Révolution d’octobre : la gauche belge a perdu sa barbe

Temps de lecture : 3 minutes Crédit photo :

(c) OpenClipart-Vectors

Ludovic Pierard
Traducteur⸱trice Ludovic Pierard

Cent ans après la révolution d’octobre, l’utilisation du terme « classe » divise le PS, tandis que la revue marxiste flamande, le Vlaams Marxistisch Tijdschrift, met la clé sous le paillasson, signes de la perte d’influence en Belgique de l’auteur du Capital, pourtant jadis si craint.

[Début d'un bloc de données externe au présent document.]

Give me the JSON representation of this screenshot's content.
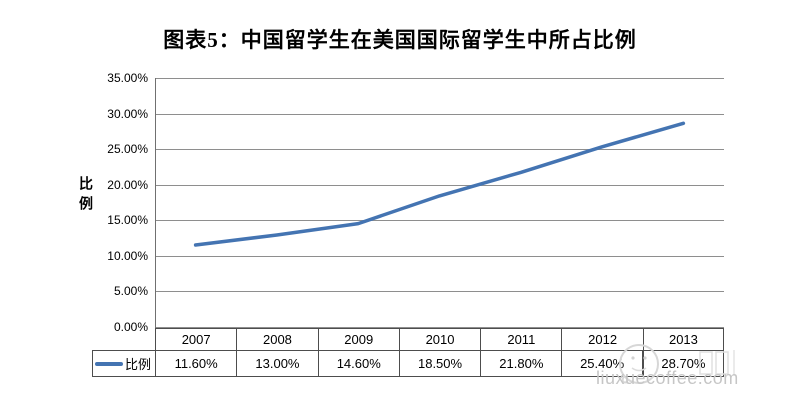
{
  "title": "图表5：中国留学生在美国国际留学生中所占比例",
  "axis": {
    "y_title": "比例",
    "ticks": [
      "35.00%",
      "30.00%",
      "25.00%",
      "20.00%",
      "15.00%",
      "10.00%",
      "5.00%",
      "0.00%"
    ]
  },
  "legend": {
    "label": "比例"
  },
  "table": {
    "values": [
      "11.60%",
      "13.00%",
      "14.60%",
      "18.50%",
      "21.80%",
      "25.40%",
      "28.70%"
    ]
  },
  "watermark": {
    "text": "liuxuecoffee.com"
  },
  "colors": {
    "line": "#4474B2",
    "grid": "#8e8e8e",
    "table_border": "#4d4d4d",
    "watermark": "#c6c6c6"
  },
  "chart_data": {
    "type": "line",
    "title": "图表5：中国留学生在美国国际留学生中所占比例",
    "categories": [
      "2007",
      "2008",
      "2009",
      "2010",
      "2011",
      "2012",
      "2013"
    ],
    "series": [
      {
        "name": "比例",
        "values": [
          11.6,
          13.0,
          14.6,
          18.5,
          21.8,
          25.4,
          28.7
        ]
      }
    ],
    "xlabel": "",
    "ylabel": "比例",
    "ylim": [
      0,
      35
    ],
    "ytick_step": 5,
    "value_format": "percent",
    "grid": true,
    "legend_position": "bottom-left"
  }
}
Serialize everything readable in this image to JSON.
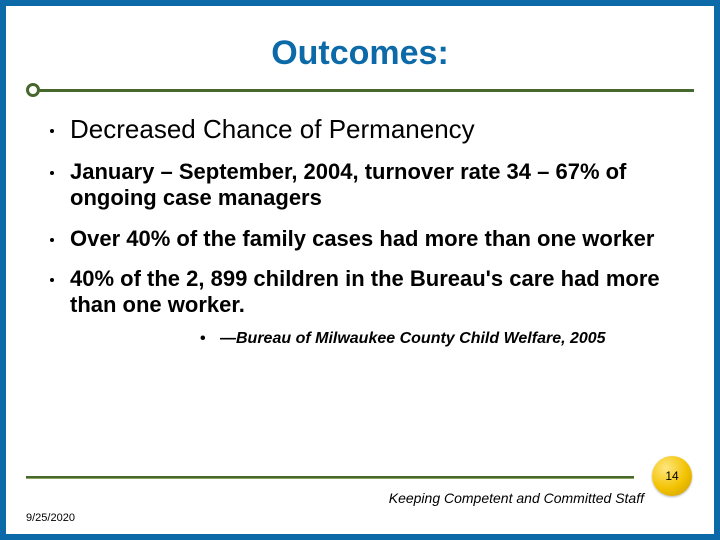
{
  "colors": {
    "slide_bg": "#ffffff",
    "outer_bg": "#0d6aa8",
    "title_color": "#0d6aa8",
    "rule_color": "#47682d",
    "text_color": "#000000",
    "badge_gradient": [
      "#ffe680",
      "#f2c200",
      "#c79a00"
    ]
  },
  "fonts": {
    "title_family": "Trebuchet MS",
    "body_family": "Arial",
    "title_size_pt": 26,
    "body_main_pt": 20,
    "body_bold_pt": 17,
    "citation_pt": 12,
    "footer_right_pt": 11,
    "footer_left_pt": 8
  },
  "title": "Outcomes:",
  "bullets": [
    {
      "style": "main",
      "text": "Decreased Chance of Permanency"
    },
    {
      "style": "bold",
      "text": "January – September, 2004, turnover rate 34 – 67%  of ongoing case managers"
    },
    {
      "style": "bold",
      "text": "Over 40% of the family cases had more than one worker"
    },
    {
      "style": "bold",
      "text": "40% of the 2, 899 children in the Bureau's care had more than one worker."
    }
  ],
  "citation": "—Bureau of Milwaukee County Child Welfare, 2005",
  "page_number": "14",
  "footer_right": "Keeping Competent and Committed Staff",
  "footer_left": "9/25/2020"
}
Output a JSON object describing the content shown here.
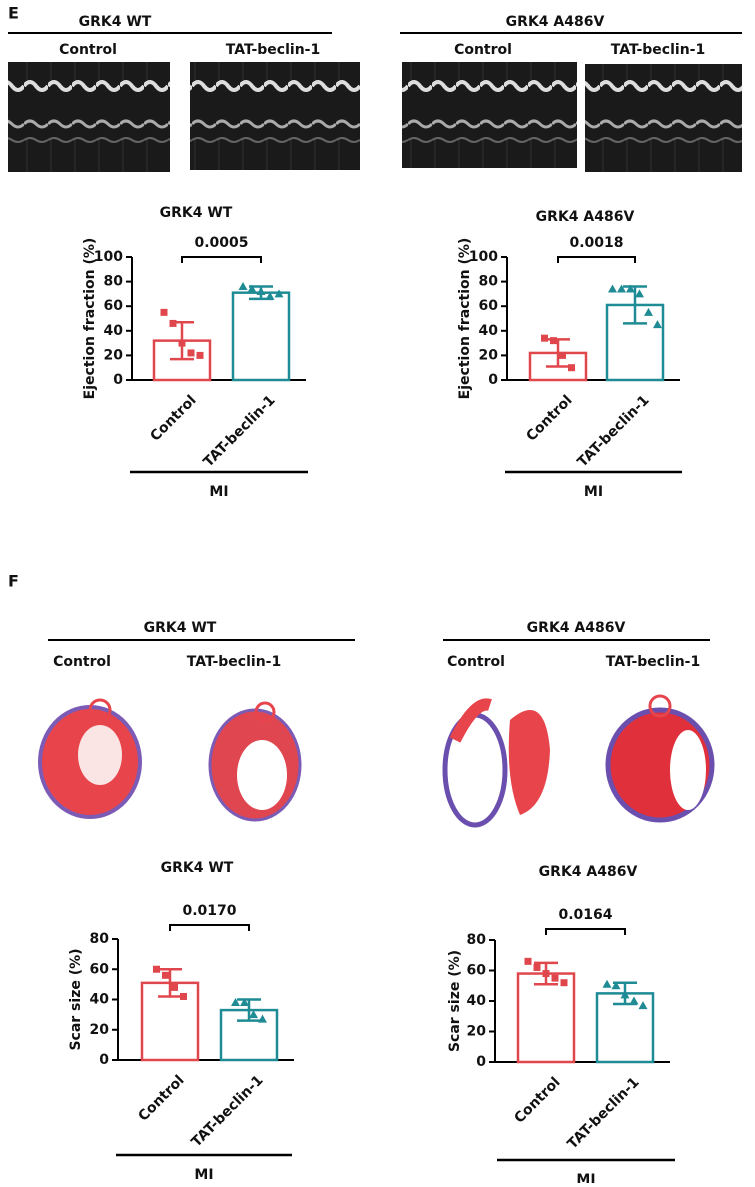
{
  "panels": [
    {
      "label": "E",
      "groups": [
        {
          "title": "GRK4 WT",
          "conditions": [
            "Control",
            "TAT-beclin-1"
          ]
        },
        {
          "title": "GRK4 A486V",
          "conditions": [
            "Control",
            "TAT-beclin-1"
          ]
        }
      ]
    },
    {
      "label": "F",
      "groups": [
        {
          "title": "GRK4 WT",
          "conditions": [
            "Control",
            "TAT-beclin-1"
          ]
        },
        {
          "title": "GRK4 A486V",
          "conditions": [
            "Control",
            "TAT-beclin-1"
          ]
        }
      ]
    }
  ],
  "chart_data": [
    {
      "type": "bar",
      "title": "GRK4 WT",
      "ylabel": "Ejection fraction (%)",
      "categories": [
        "Control",
        "TAT-beclin-1"
      ],
      "values": [
        32,
        71
      ],
      "errors": [
        15,
        5
      ],
      "points": [
        [
          55,
          46,
          30,
          22,
          20
        ],
        [
          76,
          74,
          72,
          68,
          70
        ]
      ],
      "colors": [
        "#e0474c",
        "#1f8b95"
      ],
      "markers": [
        "square",
        "triangle"
      ],
      "annotation": "0.0005",
      "group_label": "MI",
      "ylim": [
        0,
        100
      ],
      "yticks": [
        0,
        20,
        40,
        60,
        80,
        100
      ]
    },
    {
      "type": "bar",
      "title": "GRK4 A486V",
      "ylabel": "Ejection fraction (%)",
      "categories": [
        "Control",
        "TAT-beclin-1"
      ],
      "values": [
        22,
        61
      ],
      "errors": [
        11,
        15
      ],
      "points": [
        [
          34,
          32,
          20,
          10
        ],
        [
          74,
          74,
          74,
          70,
          55,
          45
        ]
      ],
      "colors": [
        "#e0474c",
        "#1f8b95"
      ],
      "markers": [
        "square",
        "triangle"
      ],
      "annotation": "0.0018",
      "group_label": "MI",
      "ylim": [
        0,
        100
      ],
      "yticks": [
        0,
        20,
        40,
        60,
        80,
        100
      ]
    },
    {
      "type": "bar",
      "title": "GRK4 WT",
      "ylabel": "Scar size (%)",
      "categories": [
        "Control",
        "TAT-beclin-1"
      ],
      "values": [
        51,
        33
      ],
      "errors": [
        9,
        7
      ],
      "points": [
        [
          60,
          56,
          48,
          42
        ],
        [
          38,
          38,
          30,
          27
        ]
      ],
      "colors": [
        "#e0474c",
        "#1f8b95"
      ],
      "markers": [
        "square",
        "triangle"
      ],
      "annotation": "0.0170",
      "group_label": "MI",
      "ylim": [
        0,
        80
      ],
      "yticks": [
        0,
        20,
        40,
        60,
        80
      ]
    },
    {
      "type": "bar",
      "title": "GRK4 A486V",
      "ylabel": "Scar size (%)",
      "categories": [
        "Control",
        "TAT-beclin-1"
      ],
      "values": [
        58,
        45
      ],
      "errors": [
        7,
        7
      ],
      "points": [
        [
          66,
          62,
          58,
          55,
          52
        ],
        [
          51,
          50,
          44,
          40,
          37
        ]
      ],
      "colors": [
        "#e0474c",
        "#1f8b95"
      ],
      "markers": [
        "square",
        "triangle"
      ],
      "annotation": "0.0164",
      "group_label": "MI",
      "ylim": [
        0,
        80
      ],
      "yticks": [
        0,
        20,
        40,
        60,
        80
      ]
    }
  ]
}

Dans tous les partis de gauche, la pratique prévaut désormais sur la théorie, le concret sur l’utopie 

Bruxelles. L’émancipation personnelle et l’élimination des « excès » du capitalisme pour éviter le transfert des richesses vers une minorité ; tel est le postulat de base du nouveau manifeste socialiste rédigé fin août par Elio Di Rupo, qui devrait donner naissance dans quelques jours au successeur de la première déclaration de principe du Parti ouvrier belge (POB), pratiquement mythique, signée à Quaregnon en 1894. Mais celle-ci insistait aussi sur l’émancipation de « toute l’humanité », avec pour préalable indispensable la disparition du « système capitaliste » qui diviserait la société en deux classes ennemies : le prolétariat et la bourgeoisie. Pourtant, le terme « classe » n’apparaît plus dans le nouveau manifeste d’Elio Di Rupo, pas plus d’ailleurs que celui de « lutte des classes ».

« C’est vrai. Les mots changent, mais le combat reste le même », assure son porte-parole, Maxime Hardy, « c’est clairement le manifeste d’un parti de gauche. » Comme le prouverait la proposition du président du PS de passer à une semaine de travail de quatre jours.

 « Das Kapital » ? Pas lu…

Pourtant, l’absence du terme « classe » est un sujet sensible. Elle heurte à tout le moins la centaine de militants rassemblés sous l’étendard #grouponsnousetdemain, qui plaident depuis plusieurs mois pour un PS « plus à gauche ». Craignant que leur parti se dirige tout droit vers un abandon de toute prétention révolutionnaire, à l’image du SPD allemand lors de son congrès de 1959 à Bad Godesberg, ils ont signé leur propre manifeste, où ils affirment que : « (…) la lutte des classes reste un élément fondamental de la réflexion, de l’engagement et de l’action des socialistes pour un monde plus juste face au capitalisme et au néolibéralisme omniprésents et agressifs. »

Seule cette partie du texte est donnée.